Application of Least Absolute Deviation Regression Using the EM Algorithm on Outlier Data (Case Study: Modeling the Open Unemployment Rate in Java Island in 2021) Rizki Ayu Fitrian Sari, Setiawan, Santi Puteri Rahayu
Department of Statistics, Institut Teknologi Sepuluh Nopember, Kampus ITS-Sukolilo, Surabaya 60111, Indonesia
Abstract
Estimation of linear regression parameters is known by using the Ordinary Least Square (OLS) method. The OLS method is very sensitive to deviations from assumptions in the data, especially the residual normality assumption in the data, which is caused by outliers. To reduce the influence of outliers is to use robust estimates. One such estimator is the Least Absolute Deviation (LAD). The LAD method is a method that minimizes the absolute number of errors (the sum of the absolute values of the vertical residuals between the points generated by the function and the corresponding points in the data).
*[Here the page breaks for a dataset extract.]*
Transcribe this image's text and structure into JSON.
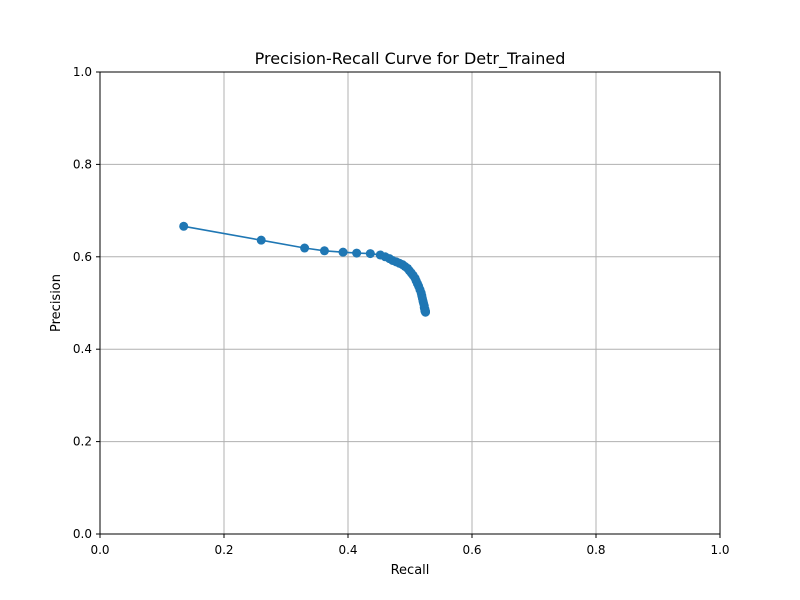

The advantage of LAD is that it is resistant to outliers in the data. LAD generally uses IRLS (Iteratively Reweighted Least Square) iterations, the nature of this iteration makes the algorithm for the LAD method more complex and requires a long time to compute, so this study considers using the EM algorithm to solve computational problems. This study aims to estimate the LAD regression parameter with the EM algorithm that is applied to the Open Unemployment Rate in Java Island in 2021. The results of this study by looking at the largest r-square value indicate that the LAD method gives better results than the OLS method for cases of outlier data .
Keywords: Regression- OLS- Outlier- LAD- EM Algorithm